The easiest way to misread a filing like this is to focus on breadth first. Breadth matters, but capital weighting matters more. In Rehmann Capital Advisory Group, the market's largest liquid positions still controlled the tone of the portfolio. IVE, IVW, IEFA, VOO, FBND were not just present; they were the part of the filing that actually moved the risk budget.

That matters because it tells you this was not a hidden small-cap or thematic-expression book. It was a manager saying that even a wide lineup still wants the same liquid earnings engines at the center.

What Changed Under the Surface

The Q3-to-Q4 overlap still left room for churn. Among the fetched lines, 45 tickers were new and 45 disappeared. Names such as 34959E109, AKRE, ALB, ARMN, BCS, BPRE help show how the manager widened implementation without giving up the top-of-book hierarchy.

The more useful read is not that the fund owns many names. It is that the added complexity still resolves into a familiar hierarchy. That is how many institutional portfolios evolve when they want optionality without abandoning a core market view.

What Analysts Might Misread

A high line count can look like diversification in the abstract and a low line count can look like conviction in the abstract. Reality is messier. Rehmann Capital Advisory Group shows that you can own hundreds of positions and still let a handful of names define the outcome distribution. Investors who only scan holdings count will miss that asymmetry.

Questions Investors May Ask

Does the line count tell me how diversified this portfolio really is?

No. The more useful test is concentration at the top and whether the same tickers keep dominating the value column.

Why do the biggest weights matter more than the add count?

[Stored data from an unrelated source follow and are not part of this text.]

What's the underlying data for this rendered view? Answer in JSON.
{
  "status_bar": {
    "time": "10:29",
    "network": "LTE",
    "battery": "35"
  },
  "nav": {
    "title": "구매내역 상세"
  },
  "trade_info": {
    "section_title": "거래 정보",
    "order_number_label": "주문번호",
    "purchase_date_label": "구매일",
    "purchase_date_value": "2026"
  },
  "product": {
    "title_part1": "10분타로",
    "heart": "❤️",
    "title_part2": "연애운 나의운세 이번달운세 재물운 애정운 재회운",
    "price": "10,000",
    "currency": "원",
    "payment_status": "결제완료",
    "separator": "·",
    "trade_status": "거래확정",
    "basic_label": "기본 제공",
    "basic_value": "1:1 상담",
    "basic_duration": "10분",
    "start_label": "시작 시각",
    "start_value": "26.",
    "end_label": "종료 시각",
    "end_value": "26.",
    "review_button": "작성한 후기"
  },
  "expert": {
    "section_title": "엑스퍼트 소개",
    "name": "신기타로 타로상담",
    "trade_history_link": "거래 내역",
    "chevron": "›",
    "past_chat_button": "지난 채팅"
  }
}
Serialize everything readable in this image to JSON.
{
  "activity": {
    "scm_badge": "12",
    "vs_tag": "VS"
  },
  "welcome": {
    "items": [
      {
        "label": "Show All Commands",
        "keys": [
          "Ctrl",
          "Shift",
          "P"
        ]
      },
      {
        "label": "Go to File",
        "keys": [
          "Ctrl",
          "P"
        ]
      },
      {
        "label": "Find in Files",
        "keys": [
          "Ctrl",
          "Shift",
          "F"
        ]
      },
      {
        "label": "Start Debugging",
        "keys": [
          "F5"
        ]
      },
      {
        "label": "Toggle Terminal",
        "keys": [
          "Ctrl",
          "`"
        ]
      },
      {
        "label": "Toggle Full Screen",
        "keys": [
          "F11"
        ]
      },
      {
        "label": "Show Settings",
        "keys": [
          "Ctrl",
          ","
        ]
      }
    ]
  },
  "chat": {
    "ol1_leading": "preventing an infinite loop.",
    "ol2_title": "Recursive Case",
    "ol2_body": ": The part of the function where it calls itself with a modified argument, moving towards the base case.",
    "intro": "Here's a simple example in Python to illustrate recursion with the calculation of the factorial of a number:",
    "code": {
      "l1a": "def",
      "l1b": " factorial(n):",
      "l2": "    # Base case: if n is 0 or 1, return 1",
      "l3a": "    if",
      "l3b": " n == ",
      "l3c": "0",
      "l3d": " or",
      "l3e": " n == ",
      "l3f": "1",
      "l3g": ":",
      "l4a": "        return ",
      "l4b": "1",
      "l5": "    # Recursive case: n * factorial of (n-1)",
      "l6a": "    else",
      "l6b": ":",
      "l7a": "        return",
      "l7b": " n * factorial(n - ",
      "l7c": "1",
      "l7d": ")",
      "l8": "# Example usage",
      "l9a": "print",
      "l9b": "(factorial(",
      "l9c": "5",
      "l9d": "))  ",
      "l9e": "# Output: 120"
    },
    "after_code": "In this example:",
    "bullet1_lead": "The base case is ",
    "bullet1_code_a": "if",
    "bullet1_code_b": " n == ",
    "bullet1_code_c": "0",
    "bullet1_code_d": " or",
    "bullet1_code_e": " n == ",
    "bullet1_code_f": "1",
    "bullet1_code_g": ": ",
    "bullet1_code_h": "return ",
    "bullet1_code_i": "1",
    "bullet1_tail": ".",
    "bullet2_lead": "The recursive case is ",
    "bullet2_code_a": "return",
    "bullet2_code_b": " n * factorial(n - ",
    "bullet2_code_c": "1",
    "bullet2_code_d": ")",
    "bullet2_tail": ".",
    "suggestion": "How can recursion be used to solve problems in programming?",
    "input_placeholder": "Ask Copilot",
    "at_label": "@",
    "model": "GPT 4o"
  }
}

Because the biggest weights define what has to go right. Everything below that is often implementation detail rather than portfolio identity.

How should I use this filing on 13F Insight?

Start with the filer page at Rehmann Capital Advisory Group, then compare the top-of-book structure with other allocators in the research hub and the concentration guide in learn.

What is the main takeaway from this Q4 filing?

The hierarchy mattered more than the breadth. Even with a broad book, a familiar set of large-cap positions still carried the thesis.